Nesse sentido, resta aos contribuintes avaliar como tratar a tributação do crédito outorgado, devendo, basicamente, decidir:
(i) pela não tributação do valor recebido, simplesmente desprezando o entendimento controvertido da fiscalização e, se acaso ocorrer algum questionamento, se defender; ou
(ii) agir preventivamente mediante a adoção de mandado de segurança preventivo, podendo depositar o valor controverso dos tributos (IRPJ, CSLL, PIS e Cofins), ou, em maior extensão, deixar de pagá-los, porém estando amparado por medida liminar, cuja jurisprudência se dá em nível de tribunais administrativos e judiciários, inclusive de instância superior. Tal possibilidade tem se consolidado cada vez mais a favor dos contribuintes.
Crédito outorgado de ICMS sob a ótica do pacto federativo
Como é possível perceber, o assunto sobre tributação de benefícios fiscais é árido e seria necessário muito mais do que um artigo para cercar todos os pontos. Mas não podemos deixar de citar que a discussão do crédito outorgado já foi objeto de análise do STJ, por meio do EREsp nº 1.517.492/PR, e que tal decisão gerou importante precedente sobre o tema.
Sintetizando o julgado, o Superior Tribunal entendeu que benefícios de ICMS de crédito presumido sequer se enquadram no conceito de Receita Bruta Operacional para fins contábeis/fiscais, mas sim, na renúncia de arrecadação por parte do estado. Ainda, o principal argumento para desclassificar a tributação sobre o crédito presumido é que, havendo tributação pelo ente federal, o benefício concedido pelo governo seria mitigado, afrontando o princípio do pacto federativo que os estados devem cumprir.
A fim de melhor elucidar tal explicação, a tese consolidada pelo STJ diz que o estado não pode conceder algo e a União se beneficiar de tal outorga, pois ao reduzir o custo com ICMS, o lucro e a base de cálculo do IRPJ/CSLL aumentam.
A grande diferença entre enquadrar o benefício de ICMS como subvenção para investimento ou como renúncia de arrecadação do estado é que, neste último, além de não oferecer à tributação, o contribuinte tem o direito de movimentar o lucro líquido, sem travá-lo na reserva de incentivo fiscal, ou seja, pode colocá-lo no bolso dos acionistas.

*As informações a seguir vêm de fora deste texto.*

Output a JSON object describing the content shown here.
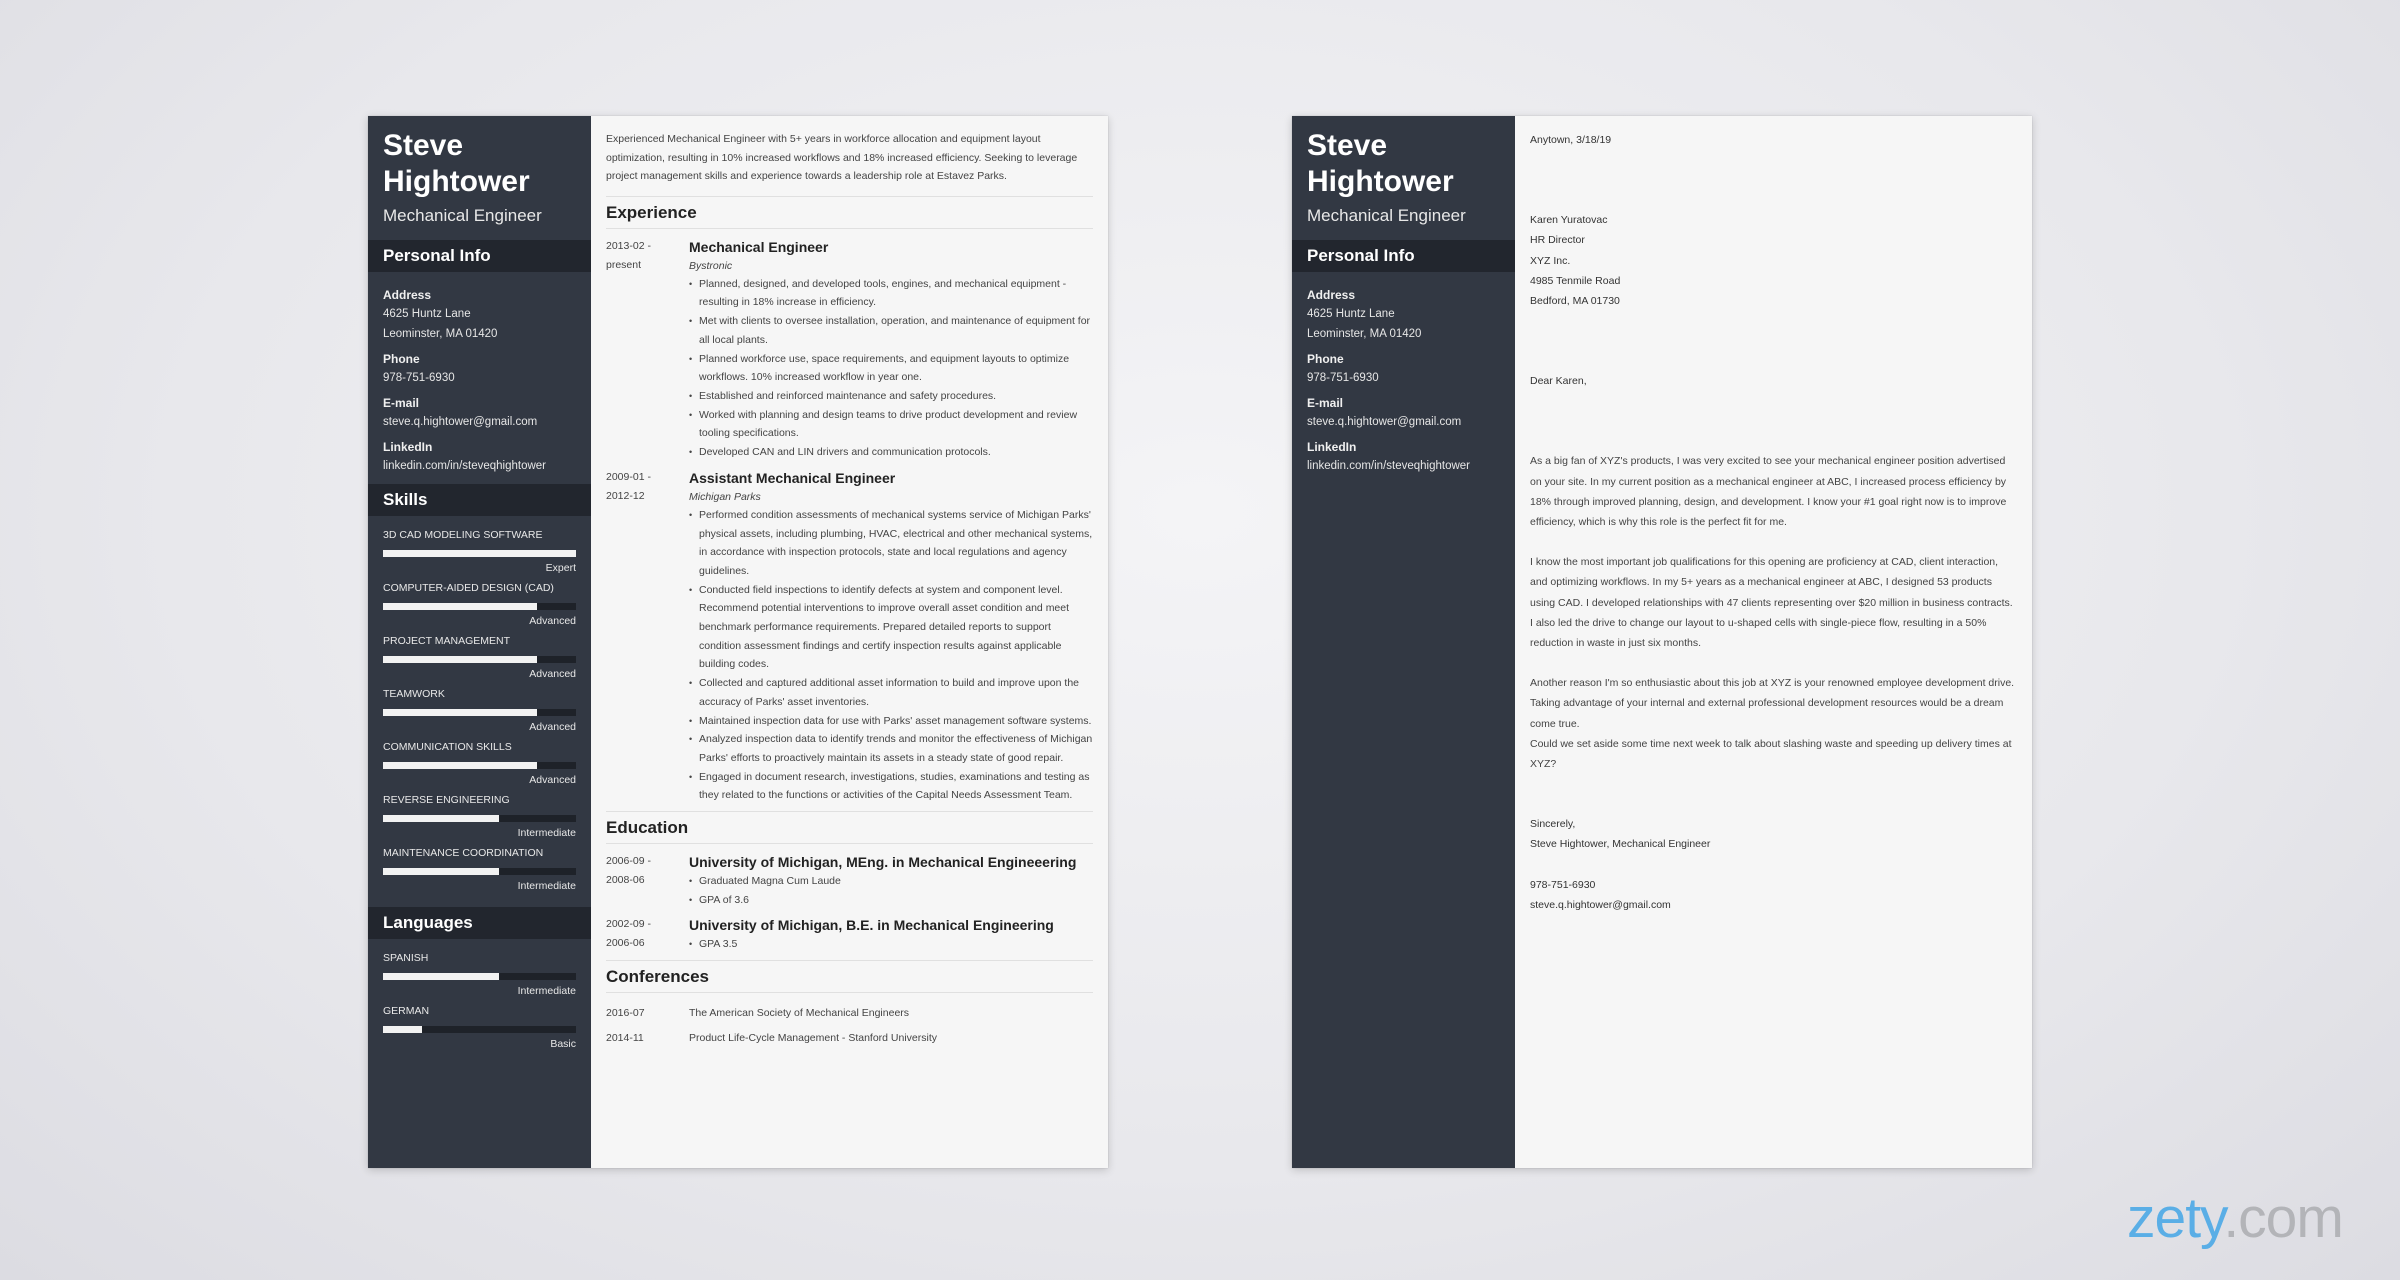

No crédito outorgado em questão, temos uma situação semelhante, pois, embora os estados indiretamente não tenham renunciado a receita (visto que a União irá reembolsá-los nos termos do art. 5º, V da EC 123/2022 e do §4 do Convênio de ICMS 116/2022), trata-se de dois momentos distintos, ocorrendo primeiro a renúncia de arrecadação pelo estado por meio do crédito outorgado e, depois, o ingresso do auxílio pela União (inciso VII, §5, art. 5º da EC123/2022).
Ainda, seria até incongruente o governo federal pleitear que os estados concedam crédito outorgado para o segmento sucroenergético e, posteriormente, cobrar dos contribuintes 34% (carga do IR/CS) sobre o valor recebido.
Assim, ao nosso ver, está clara a possibilidade de adotar o mesmo conceito aplicado pelo STJ aos benefícios fiscais concedidos pelo governo federal para reduzir o preço do etanol. Obviamente, por ser um assunto controverso, recomendamos também a adoção de medida judicial competente.
Conclusão
Neste artigo abordamos brevemente o contexto que gerou a concessão do crédito outorgado de ICMS para os produtores e distribuidores de etanol hidratado. Assim, conforme exposto acima, a medida do governo federal traz redução da carga tributária no âmbito do ICMS.
Em relação aos tributos federais explorados neste artigo, dados os cumprimentos dos requisitos do art. 30 da Lei 12.973/2014, é possível reconhecer o benefício fiscal como subvenção para investimento, dispensando a receita da tributação. Apesar do direito previsto em lei, recomenda-se cautela com o Fisco sobre o assunto, diante das decisões administrativas do órgão fiscalizador.
Por fim, é perfeitamente possível elevar a discussão sobre a tributação do crédito outorgado para a não tributação e a movimentação livre da reserva de lucros, baseando-se na jurisprudência do tema, de modo que o contribuinte deve adotar medida judicial competente para obter esse direito.